Two have highlighted molecules that may help cancer cells evade the immune system. While the other suggests that the effects of an experimental breast cancer drug could be boosted by immunotherapy.

All 3 studies were published in the journal Nature.

Immunotherapy drugs harness the power of the immune system to attack cancers. The most common type release the immune system’s inbuilt ‘brakes’, freeing immune cells to attack the tumour.

In two separate studies researchers looked at one set of ‘brakes’ – controlled by a checkpoint molecule called PD-L1 – which can prevent the immune system from launching an effective attack against cancer cells.

They found that PD-L1 relies on two molecules called CMTM4 and CMTM6 to carry out its job in lab-grown cancer cells. These molecules made PD-L1 more stable, enhancing the ability of tumour cells to escape attack by certain immune cells.
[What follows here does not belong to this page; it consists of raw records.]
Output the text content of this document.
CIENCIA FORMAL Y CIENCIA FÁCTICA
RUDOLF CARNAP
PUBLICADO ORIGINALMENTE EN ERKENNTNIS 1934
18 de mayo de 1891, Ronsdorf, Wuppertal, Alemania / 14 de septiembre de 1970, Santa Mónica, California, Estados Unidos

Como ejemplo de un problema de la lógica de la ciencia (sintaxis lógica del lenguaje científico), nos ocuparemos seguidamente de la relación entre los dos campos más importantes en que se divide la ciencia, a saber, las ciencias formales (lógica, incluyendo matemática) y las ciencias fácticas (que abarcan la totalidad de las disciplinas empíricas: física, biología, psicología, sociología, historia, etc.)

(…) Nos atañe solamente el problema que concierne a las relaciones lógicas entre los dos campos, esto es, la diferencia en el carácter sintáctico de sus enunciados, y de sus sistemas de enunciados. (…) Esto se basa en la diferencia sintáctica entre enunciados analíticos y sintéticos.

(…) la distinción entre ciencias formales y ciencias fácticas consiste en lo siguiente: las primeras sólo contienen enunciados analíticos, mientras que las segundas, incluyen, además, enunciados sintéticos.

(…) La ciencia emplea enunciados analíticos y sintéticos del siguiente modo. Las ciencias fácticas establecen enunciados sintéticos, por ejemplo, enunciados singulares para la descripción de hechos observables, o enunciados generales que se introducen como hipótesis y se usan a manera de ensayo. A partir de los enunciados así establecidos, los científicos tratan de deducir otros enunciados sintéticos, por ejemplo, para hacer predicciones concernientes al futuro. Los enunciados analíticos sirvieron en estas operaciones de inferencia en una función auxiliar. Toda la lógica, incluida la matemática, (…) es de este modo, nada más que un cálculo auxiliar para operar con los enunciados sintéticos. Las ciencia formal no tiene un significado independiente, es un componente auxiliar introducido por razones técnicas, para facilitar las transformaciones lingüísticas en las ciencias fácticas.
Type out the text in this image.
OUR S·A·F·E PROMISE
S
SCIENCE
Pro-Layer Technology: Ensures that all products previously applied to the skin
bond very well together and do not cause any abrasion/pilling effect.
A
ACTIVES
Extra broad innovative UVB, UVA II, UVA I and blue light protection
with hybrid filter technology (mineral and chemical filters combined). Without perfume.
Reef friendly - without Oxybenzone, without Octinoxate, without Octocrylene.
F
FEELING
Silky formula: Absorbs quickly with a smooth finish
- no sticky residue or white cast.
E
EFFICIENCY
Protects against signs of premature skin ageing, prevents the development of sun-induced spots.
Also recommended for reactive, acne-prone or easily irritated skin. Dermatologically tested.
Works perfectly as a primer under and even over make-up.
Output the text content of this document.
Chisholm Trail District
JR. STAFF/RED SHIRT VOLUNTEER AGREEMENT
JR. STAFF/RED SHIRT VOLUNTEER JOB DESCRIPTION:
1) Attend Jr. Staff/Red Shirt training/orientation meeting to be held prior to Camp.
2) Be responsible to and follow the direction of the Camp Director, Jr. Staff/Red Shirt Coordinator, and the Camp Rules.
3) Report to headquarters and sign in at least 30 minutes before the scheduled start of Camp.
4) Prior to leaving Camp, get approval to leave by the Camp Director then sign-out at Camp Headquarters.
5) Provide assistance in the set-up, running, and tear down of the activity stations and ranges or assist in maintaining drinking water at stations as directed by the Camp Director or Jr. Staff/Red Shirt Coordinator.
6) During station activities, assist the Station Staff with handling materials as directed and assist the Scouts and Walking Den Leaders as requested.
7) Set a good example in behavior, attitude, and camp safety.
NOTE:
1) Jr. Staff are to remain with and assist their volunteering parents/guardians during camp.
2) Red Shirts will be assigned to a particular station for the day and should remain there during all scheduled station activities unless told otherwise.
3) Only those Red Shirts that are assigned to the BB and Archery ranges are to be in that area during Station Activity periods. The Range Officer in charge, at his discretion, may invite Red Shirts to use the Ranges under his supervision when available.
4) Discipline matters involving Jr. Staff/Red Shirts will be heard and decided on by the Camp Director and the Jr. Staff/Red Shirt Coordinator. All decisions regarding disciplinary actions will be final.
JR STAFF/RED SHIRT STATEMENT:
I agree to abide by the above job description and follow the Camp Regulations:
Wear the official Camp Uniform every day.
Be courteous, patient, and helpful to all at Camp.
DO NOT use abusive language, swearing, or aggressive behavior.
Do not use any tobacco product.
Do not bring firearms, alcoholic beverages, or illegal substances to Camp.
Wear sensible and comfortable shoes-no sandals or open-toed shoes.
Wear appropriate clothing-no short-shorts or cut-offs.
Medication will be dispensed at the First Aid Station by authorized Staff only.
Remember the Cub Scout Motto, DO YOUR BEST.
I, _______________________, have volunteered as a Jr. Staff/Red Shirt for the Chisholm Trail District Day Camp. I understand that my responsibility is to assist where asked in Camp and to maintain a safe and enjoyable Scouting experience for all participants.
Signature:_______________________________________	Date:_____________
Professor Ton Schumacher, who led the work at the Netherlands Cancer Institute, said that blocking these molecules could boost the immune response in a similar way to existing drugs that target PD-L1. “Blocking both molecules could even be superior,” he added, although he cautioned that it’s too early to say whether this will eventually be developed into a treatment.

Dr Marian Burr, a Cancer Research UK-funded scientist based at the Peter MacCallum Cancer Centre in Australia and lead author of the second Nature study, said she was pleased to see Schumacher’s co-discovery using different methods as this provided validation of the findings.

“We have identified that binding of a protein called CMTM6 to PD-L1 is critical to enable cancer cells to maintain PD-L1 at their surface, thus shielding the cancer from the immune system,” she said.

“These findings provide new insight into the way in which the PD-L1 immune checkpoint is regulated and opens up a new avenue for the development of immunotherapy agents that restrict PD-L1 expression by targeting CMTM6.”

Dr Edd James, a Cancer Research UK-funded expert on immunotherapy from the University of Southampton, said: “The findings from this research raise an exciting prospect as they indicate possible new targets for immunotherapy, which may work alone or in combination with current checkpoint therapies.

“How well this would work isn’t yet known and it will be important to conduct further experiments to work out how effective disrupting the interaction between CMTM6 and 4 and PD-L1 might be.”

The third study, from the Dana-Farber Cancer Institute and Brigham and Women’s Hospital in the US, looked at a targeted cancer drug that stops tumour cells from growing.

This drug was expected to stop tumours from getting any bigger, but lead researcher Dr Shom Goel said that some patients’ breast cancers also shrank following treatment in early stage clinical trials.

To examine what could be behind this effect, the researchers looked at mice with several types of cancer and treated them with the experimental breast cancer drug, called abemaciclib.

The drug caused tumours to shrink, halting cell growth as expected but also causing the immune system to attack the cancer. And when the drug was combined with a checkpoint immunotherapy the tumours in mice shrank even more.

Dr James described these findings as “very interesting” as they indicate a potential way to alert the tumour to the immune system, enabling stronger anti-tumour responses.

This dual action, he said, has the potential to both prevent tumour growth while also increasing the immune response to the cancer cells.

He added that further studies are needed to better understand how this could enhance checkpoint inhibitor immunotherapy.

This article was updated on 23.08.2017 to include the work by Burr et al.